Written By: Kronos
The Schoenberg Automaton first caught my eye with their self-titled 2010 EP, which I probably found while browsing Bandcamp in a Meshuggah-induced stupor, keeping an eye out for anything promising that my penniless ass could download. The three-track tour de force immediately turned me on to the Brisbane based tech-death group and their jittering, atonal, and surprisingly refreshing style. Since that excellent EP, the Aussies have had three years to muster all of the necessary insanity for a full-length release that matches the intensity and freshness of those three songs which first put them on my radar. Vela had better damn well deliver.
Cleverly, all three songs from 2010’s The Schoenberg Automaton have been given a place on this disc, re-recorded but not significantly altered and beefed up through a new, crisp production job. A smart move on the part of the band, given that “Pineapple Juice and the Tough Stuffed Olive” actively defies me to play it at anything other than full volume. What really matters here, though, is the new material, and it makes par. The Schoenberg Automaton crafts songs that are immediately enticing while often being heavily atonal and sometimes confusing, wrapped around stop-and-go riffing that draws as much from their countrymen in Psycroptic as it does from the all-but-incomprehensible violence of Psyopus. It’s a mix of style that’s as instantly satisfying as it is continually rewarding, since they pay heavy tribute to their namesake, Austrian composer Arnold Schoenberg, by incorporating disconcerting atonal sub-melodies and straying away from any sort of predictable chord progression. All while maintaining a distinct and understandable structure and unity within each song.
Take for example, the freshly-minted “Arecibo,” which begins with a voracious scream of “This rock was never enough/ to satisfy the craving.” It’s a perfect highlight of the extraterrestrial themes of the album (which is featured more prominently in the interlude “Stopping a God Midsentence” which includes a piano solo layered on top of a War of the Worlds radio broadcast). The Dillinger Escape Plan have always said that their music is meant to make the listener feel uncomfortable, and that same ethic definitely applies here. Even though there are plenty of whiplash-inducing riffs on this album, it always feels unpredictable, especially given the anxious semi-melodic passages that are interspersed within the songs, especially the detuned and broken-sounding entrance to “The Woodhouse Sakati Syndrome,” another holdover from the EP.
While Vela collects more interest than the Koch brothers’ savings accounts, there are a few missteps. “A Stone Face of Piety” is an energetic, but imperfect opener, relying too much on riffing that’s relatively simple compared to the rest of the album. Elsewhere, the disc’s cap “UltimateWhirringEndMachine” is a decent song that gets completely overshadowed by the transfixing and heavy “The Worm Engine” that precedes it.

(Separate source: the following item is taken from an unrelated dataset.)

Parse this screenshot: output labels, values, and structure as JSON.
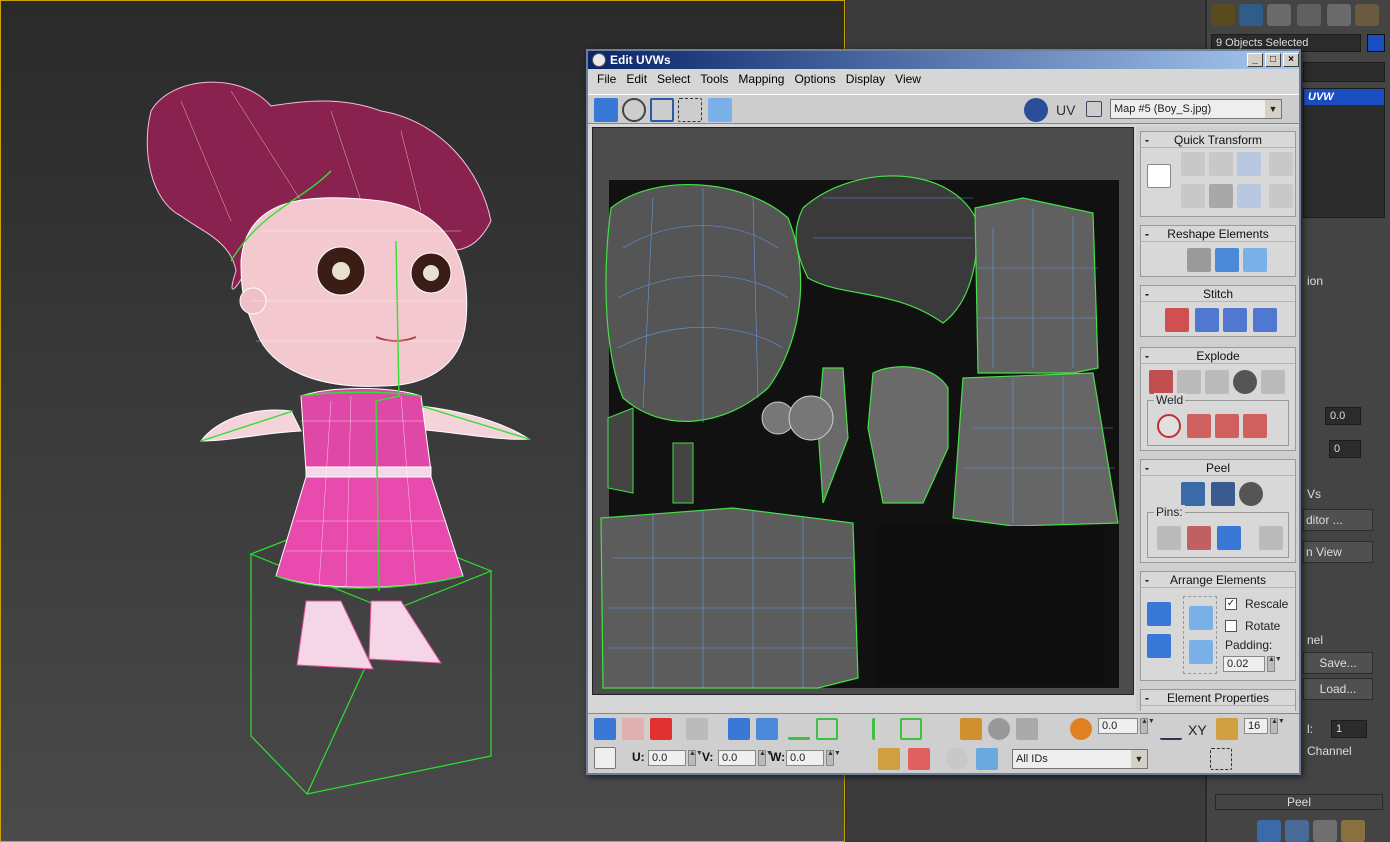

There isn’t a bad song on the album, but the songs that are up to par still fall way behind the few hole-in-one efforts. Even on a relatively uninteresting song, however, the musicianship on this group is fantastic. Everyone keeps up with the measured chaos and gets their chance to shine, but there is no standout performance, mainly because every performance is so impressive.
These brave souls have done what some thought impossible: they’ve created a truly unique style of technical death metal. It’s not focused on being heavy, bleak, fast, or pedantic: it’s shifted towards the abstract, aiming a deft nod towards its expressionist namesake, while remaining ostensibly brutal enough to engage the common metalhead. The Schoenberg Automaton should be on the map for anyone interested in thought-provoking mathcore or death metal, and I honestly hope that despite its relatively quiet release amidst Myriad Records’ apparent collapse, Vela can make some year-end lists.